Una vittoria per respirare e per rispondere sul campo. Dopo la pesante sconfitta di Pescara, serviva una scossa e il Bari l’ha data, travolgendo la Reggiana per 4-1. Una prestazione che rilancia la squadra nella lotta per la salvezza e che ha generato una reazione duplice: quella di carattere in campo e quella, più misurata, dei tifosi.
La risposta sul campo
Contro la Reggiana si è visto un Bari diverso. La squadra ha mostrato fin dai primi minuti la determinazione necessaria per una sfida così delicata. I reparti sono apparsi più compatti e i giocatori hanno mostrato la voglia di lottare su ogni pallone, colpendo nei momenti decisivi della gara. Una prova di carattere, gestita con ordine e sacrificio fino alla fine, che rappresenta la migliore risposta dopo la serata negativa precedente.
Sollievo e cautela: ‘Siamo ancora vivi’
La reazione non è arrivata solo dal campo. Anche i tifosi, attraverso i social, hanno espresso il loro stato d’animo, un misto di sollievo e prudenza. ‘Finalmente una domenica festosa’, scrive un tifoso, racchiudendo il pensiero di molti. Il successo era l’unica cosa che contava, ma l’entusiasmo resta misurato. ‘Dopo lo schifo di Pescara è inutile fare voli pindarici’, commenta un altro sostenitore, invitando a tenere i piedi per terra. La sintesi è in due parole: ‘Siamo ancora vivi’.

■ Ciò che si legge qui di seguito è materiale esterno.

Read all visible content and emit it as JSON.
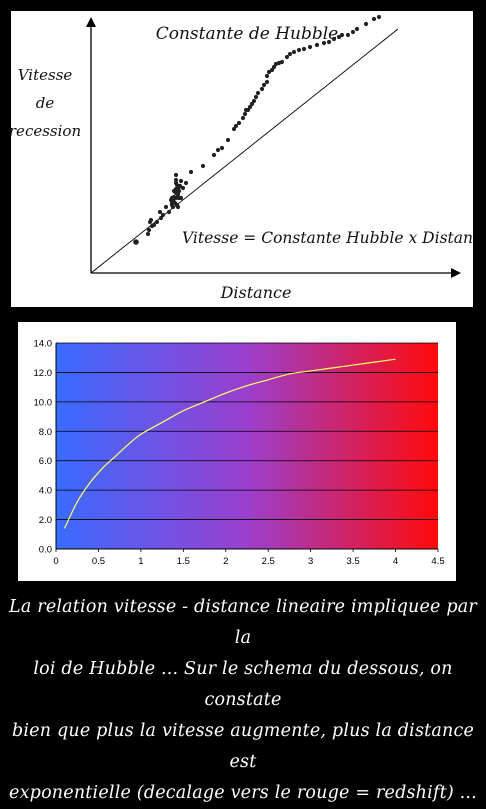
{
  "chart_data": [
    {
      "type": "scatter",
      "title": "Constante de Hubble",
      "ylabel_lines": [
        "Vitesse",
        "de",
        "recession"
      ],
      "xlabel": "Distance",
      "annotation": "Vitesse = Constante Hubble x Distance",
      "fit": "linear",
      "points": [
        [
          12,
          33
        ],
        [
          24,
          41
        ],
        [
          25,
          45
        ],
        [
          28,
          49
        ],
        [
          26,
          53
        ],
        [
          27,
          55
        ],
        [
          30,
          50
        ],
        [
          33,
          53
        ],
        [
          37,
          57
        ],
        [
          39,
          60
        ],
        [
          36,
          63
        ],
        [
          45,
          63
        ],
        [
          42,
          68
        ],
        [
          48,
          70
        ],
        [
          48,
          72
        ],
        [
          49,
          74
        ],
        [
          47,
          75
        ],
        [
          50,
          76
        ],
        [
          50,
          78
        ],
        [
          52,
          82
        ],
        [
          50,
          84
        ],
        [
          52,
          86
        ],
        [
          54,
          82
        ],
        [
          52,
          92
        ],
        [
          53,
          90
        ],
        [
          55,
          88
        ],
        [
          55,
          84
        ],
        [
          54,
          80
        ],
        [
          55,
          77
        ],
        [
          52,
          77
        ],
        [
          48,
          77
        ],
        [
          51,
          72
        ],
        [
          53,
          70
        ],
        [
          54,
          68
        ],
        [
          49,
          68
        ],
        [
          57,
          77
        ],
        [
          56,
          89
        ],
        [
          52,
          95
        ],
        [
          52,
          100
        ],
        [
          57,
          94
        ],
        [
          59,
          87
        ],
        [
          62,
          92
        ],
        [
          67,
          103
        ],
        [
          79,
          109
        ],
        [
          90,
          120
        ],
        [
          94,
          125
        ],
        [
          98,
          127
        ],
        [
          104,
          135
        ],
        [
          110,
          146
        ],
        [
          112,
          149
        ],
        [
          115,
          152
        ],
        [
          119,
          157
        ],
        [
          121,
          161
        ],
        [
          122,
          165
        ],
        [
          124,
          165
        ],
        [
          126,
          168
        ],
        [
          128,
          171
        ],
        [
          130,
          174
        ],
        [
          132,
          178
        ],
        [
          134,
          182
        ],
        [
          138,
          186
        ],
        [
          140,
          190
        ],
        [
          143,
          193
        ],
        [
          143,
          199
        ],
        [
          145,
          203
        ],
        [
          148,
          205
        ],
        [
          150,
          208
        ],
        [
          152,
          211
        ],
        [
          155,
          212
        ],
        [
          158,
          213
        ],
        [
          163,
          218
        ],
        [
          166,
          221
        ],
        [
          170,
          223
        ],
        [
          175,
          225
        ],
        [
          180,
          226
        ],
        [
          186,
          228
        ],
        [
          193,
          230
        ],
        [
          200,
          232
        ],
        [
          205,
          233
        ],
        [
          210,
          236
        ],
        [
          215,
          238
        ],
        [
          218,
          240
        ],
        [
          224,
          240
        ],
        [
          229,
          243
        ],
        [
          233,
          246
        ],
        [
          242,
          251
        ],
        [
          250,
          256
        ],
        [
          255,
          258
        ]
      ],
      "trend_point_zero": [
        0,
        0
      ],
      "trend_point_end": [
        275,
        236
      ]
    },
    {
      "type": "line",
      "x": [
        0.1,
        0.25,
        0.4,
        0.55,
        0.7,
        0.85,
        1.0,
        1.25,
        1.5,
        1.75,
        2.0,
        2.25,
        2.5,
        2.75,
        3.0,
        3.25,
        3.5,
        3.75,
        4.0
      ],
      "y": [
        1.4,
        3.2,
        4.5,
        5.5,
        6.3,
        7.1,
        7.8,
        8.6,
        9.4,
        10.0,
        10.6,
        11.1,
        11.5,
        11.9,
        12.1,
        12.3,
        12.5,
        12.7,
        12.9
      ],
      "xlim": [
        0,
        4.5
      ],
      "ylim": [
        0,
        14
      ],
      "xticks": [
        "0",
        "0.5",
        "1",
        "1.5",
        "2",
        "2.5",
        "3",
        "3.5",
        "4",
        "4.5"
      ],
      "yticks": [
        "0.0",
        "2.0",
        "4.0",
        "6.0",
        "8.0",
        "10.0",
        "12.0",
        "14.0"
      ],
      "grid": true,
      "background_gradient": [
        "#3a6bff",
        "#9b3fce",
        "#ff0a0a"
      ],
      "line_color": "#ffff66"
    }
  ],
  "caption_lines": [
    "La relation vitesse - distance lineaire impliquee par la",
    "loi de Hubble ... Sur le schema du dessous, on constate",
    "bien que plus la vitesse augmente, plus la distance est",
    "exponentielle (decalage vers le rouge = redshift) ..."
  ]
}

L’appello all’unità e il plauso al pubblico
Non è il momento di guardare indietro. La strada per la salvezza richiede concentrazione e un approccio partita dopo partita, senza esaltarsi per una vittoria né deprimersi dopo una sconfitta. Questo è il pensiero che emerge dalla base. Un ruolo decisivo, secondo i tifosi, lo giocherà il pubblico. Un plauso speciale è andato infatti ai diecimila presenti allo stadio, definiti un esempio di fedeltà ‘nel bene e nella cattiva sorte’. Il loro sostegno è visto come un fattore determinante per le prossime sfide della squadra.